TRIBUNNEWS.COM, JAKARTA - Perhimpunan Advokat Indonesia (Peradi) di bawah kepemimpinan Ketua Umum (Ketum) Dewan Pimpinan Nasional (DPN), Otto Hasibuan, menggelar Rapat Kerja Nasional (Rakernas) di Batam pada 12-13 Desember 2022.
Otto dalam siaran persnya menyampaikan bahwa Rakernas ini membahas berbagai hal.
Mulai evaluasi program-program kerja sampai pada pembahasan isu-isu strategis yang mengemuka dalam dunia advokat, seperti putusan Mahkamah Konstitusi (MK), perjuangan single bar, dan lain-lain.
Dikatakan Otto, Peradi selaku wadah tunggal sesuai UU Advokat Nomor 18 Tahun 2003, terus memperjuangkan single bar.
Munculnya berbagai organisasi advokat akibat Surat Ketua MA Nomor 73/KMA/HK.01/IX/2015.
Baca juga: Cetak Advokat Andal dan Berintegritas, DPC Peradi Jakarta Barat Gandeng Ubhara Kembali Gelar PKPA
Menurutnya, single bar sebuah keharusan karena merupakan amanat UU No. 18 Tahun 2003. Namun MA tetap menerbitkan aturan melawan UU.
Putusan MK No.91/PUU/2022 yang membatasi masa kepemimpinan organisasi advokat maksimal dua periode, baik secara berturut-turut atau tidak, kian memperumit persoalan yang dihadapi advokat.
“Putusan MK jelas-jelas telah mengkooptasi kebebasan berserikat dan berkumpul dari para advokat,” kata Otto.
Menurutnya, dalam UU Advokat organisasi advokat (OA) merupakan organ mandiri dan independen sehingga tidak dibentuk dan dibiayai dari anggaran negara.
“Sekarang independensi advokat telah diobok-obok oleh MK dan MA. Ironis nasib advokat di Indonesia ini,” ujarnya.
Terkait itu, Rakernas ini membahasnya dalam diskusi bertajuk “Tinjauan Akademis terhadap Putusan MK No. 91/PUU/2022” menghadirkan Guru Besar Universitas Krisnadwipayana (Unkris), Gayus Lumbuun; dan Dosen Hukum Tata Negara dan Konstitusi, Fakultas Hukum Universitas Muslim Indonesia, Fahri Bachmid, sebagai narasumber.

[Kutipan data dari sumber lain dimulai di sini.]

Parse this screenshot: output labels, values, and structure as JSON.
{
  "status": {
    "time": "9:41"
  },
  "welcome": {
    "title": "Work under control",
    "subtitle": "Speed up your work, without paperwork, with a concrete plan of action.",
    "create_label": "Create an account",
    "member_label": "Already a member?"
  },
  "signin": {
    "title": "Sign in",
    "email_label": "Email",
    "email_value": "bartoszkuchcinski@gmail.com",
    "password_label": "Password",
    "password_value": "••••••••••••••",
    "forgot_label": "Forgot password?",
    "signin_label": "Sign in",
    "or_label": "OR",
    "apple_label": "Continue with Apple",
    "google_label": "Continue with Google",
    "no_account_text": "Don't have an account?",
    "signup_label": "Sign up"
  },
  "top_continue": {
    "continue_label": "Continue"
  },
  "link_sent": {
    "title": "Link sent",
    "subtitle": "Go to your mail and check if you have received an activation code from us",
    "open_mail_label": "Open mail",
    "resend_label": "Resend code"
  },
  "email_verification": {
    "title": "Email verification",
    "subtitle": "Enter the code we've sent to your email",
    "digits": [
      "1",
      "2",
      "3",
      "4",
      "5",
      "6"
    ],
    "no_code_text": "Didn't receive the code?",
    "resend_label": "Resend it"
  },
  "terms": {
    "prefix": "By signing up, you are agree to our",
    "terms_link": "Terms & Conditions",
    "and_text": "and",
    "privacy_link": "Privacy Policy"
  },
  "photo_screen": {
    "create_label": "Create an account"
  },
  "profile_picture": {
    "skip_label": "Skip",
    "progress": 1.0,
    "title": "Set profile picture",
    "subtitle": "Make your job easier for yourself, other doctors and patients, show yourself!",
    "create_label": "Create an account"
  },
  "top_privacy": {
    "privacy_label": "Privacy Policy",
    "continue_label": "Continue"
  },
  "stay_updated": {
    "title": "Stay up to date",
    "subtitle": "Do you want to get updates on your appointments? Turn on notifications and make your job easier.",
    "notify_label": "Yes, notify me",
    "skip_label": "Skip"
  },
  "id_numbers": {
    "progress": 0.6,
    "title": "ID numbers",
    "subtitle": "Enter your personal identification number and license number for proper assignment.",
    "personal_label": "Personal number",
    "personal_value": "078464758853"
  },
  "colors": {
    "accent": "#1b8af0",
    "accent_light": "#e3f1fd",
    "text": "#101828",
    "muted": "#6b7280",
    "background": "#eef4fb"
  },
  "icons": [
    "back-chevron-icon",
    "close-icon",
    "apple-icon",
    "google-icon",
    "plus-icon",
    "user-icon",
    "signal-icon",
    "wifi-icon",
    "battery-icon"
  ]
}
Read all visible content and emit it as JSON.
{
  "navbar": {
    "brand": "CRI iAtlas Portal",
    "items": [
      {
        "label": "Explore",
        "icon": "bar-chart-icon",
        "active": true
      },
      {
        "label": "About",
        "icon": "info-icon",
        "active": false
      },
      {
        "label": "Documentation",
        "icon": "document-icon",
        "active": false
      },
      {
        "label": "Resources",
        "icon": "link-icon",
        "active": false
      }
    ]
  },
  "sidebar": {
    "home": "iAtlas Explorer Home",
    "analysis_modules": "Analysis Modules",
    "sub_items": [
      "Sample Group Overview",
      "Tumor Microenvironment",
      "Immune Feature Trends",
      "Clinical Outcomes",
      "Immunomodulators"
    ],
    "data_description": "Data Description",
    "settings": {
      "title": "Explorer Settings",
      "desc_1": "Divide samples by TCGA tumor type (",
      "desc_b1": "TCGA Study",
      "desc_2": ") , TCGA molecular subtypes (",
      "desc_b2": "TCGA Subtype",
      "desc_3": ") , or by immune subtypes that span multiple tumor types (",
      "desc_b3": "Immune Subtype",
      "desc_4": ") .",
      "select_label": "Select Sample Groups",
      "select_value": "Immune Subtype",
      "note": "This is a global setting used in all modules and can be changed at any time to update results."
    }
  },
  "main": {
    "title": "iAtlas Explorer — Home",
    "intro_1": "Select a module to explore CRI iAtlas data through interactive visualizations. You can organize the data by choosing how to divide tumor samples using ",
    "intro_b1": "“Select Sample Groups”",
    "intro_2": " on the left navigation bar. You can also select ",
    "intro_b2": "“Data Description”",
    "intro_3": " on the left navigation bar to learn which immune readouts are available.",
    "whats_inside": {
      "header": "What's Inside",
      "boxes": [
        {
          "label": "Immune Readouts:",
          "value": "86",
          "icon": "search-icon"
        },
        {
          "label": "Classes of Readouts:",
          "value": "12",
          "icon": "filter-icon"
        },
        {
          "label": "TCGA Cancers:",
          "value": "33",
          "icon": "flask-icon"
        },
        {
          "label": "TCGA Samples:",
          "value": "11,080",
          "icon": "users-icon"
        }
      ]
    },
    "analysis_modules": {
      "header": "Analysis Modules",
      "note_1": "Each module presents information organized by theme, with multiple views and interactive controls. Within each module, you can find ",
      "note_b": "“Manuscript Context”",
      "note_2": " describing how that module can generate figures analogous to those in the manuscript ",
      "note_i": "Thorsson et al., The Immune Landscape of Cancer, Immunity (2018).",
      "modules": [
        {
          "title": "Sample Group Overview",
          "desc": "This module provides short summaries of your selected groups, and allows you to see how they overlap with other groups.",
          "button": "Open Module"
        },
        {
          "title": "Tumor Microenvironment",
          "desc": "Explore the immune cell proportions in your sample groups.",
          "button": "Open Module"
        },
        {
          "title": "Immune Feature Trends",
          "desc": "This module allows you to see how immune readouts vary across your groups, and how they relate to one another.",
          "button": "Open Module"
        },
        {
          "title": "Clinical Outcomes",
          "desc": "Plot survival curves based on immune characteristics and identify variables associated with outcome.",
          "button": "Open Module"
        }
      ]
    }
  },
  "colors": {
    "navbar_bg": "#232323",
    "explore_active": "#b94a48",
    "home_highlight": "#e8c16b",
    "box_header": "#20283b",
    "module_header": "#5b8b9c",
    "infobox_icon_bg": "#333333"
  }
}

Gayus menyampaikan, pemohon uji materi bukan lagi meminta MK untuk membuat makna atau menafsirkan Pasal 28 Ayat (3) UU Advokat, melainkan membuat regulasi baru.
Menurutnya, partisipasi anggota dan kepastian hukum atas hak anggota sudah diatur dalam AD/ART organisasi yang dibuat oleh organisasi advokat sesuai dengan mekanisme yang berlaku dalam organisasi.
“Pertimbangan dan penilaian MK ini sudah jauh masuk ke ranah kebebasan berserikat dan kebebasan mengatur serikat atau perkumpulan yang menjadi kedaulatan anggota,” tutur Gayus.
Dengan demikian menurutnya, MK telah melakukan abuse of power berdasarkan tiga hal, yakni mencampuri kebebasan anggota organisasi dan atau kedaulatan organisasi dalam menentukan sikap organisasi, penalarannya dengan alasan pertimbangan hukumnya bukan pada konstitusi yang nyata dan tegas sudah diatur UUD dan kewenangan dalam memutus perkara, dan megesampingkan fakta yuridis dan faktual bahwa organisasi advokat adalah mandiri dan menjadi milik dari anggotanya sebagai pihak yang berdaulat atas organisasinya.
Adapun Fahri Bachmid, menjelaskan masa jabatan (periodisasi) pempimpin organisasi advokat, kekuatan tetap dari putusan sebagaimana dianut dalam Pasal 60 Undang-Undang MK bertujuan untuk tercapainya suatu kepastian hukum. Namun, pemberlakuan tanpa pengecualian tertentu, dapat menyebabkan kemandekan dalam perkembangan hukum di masyarakat.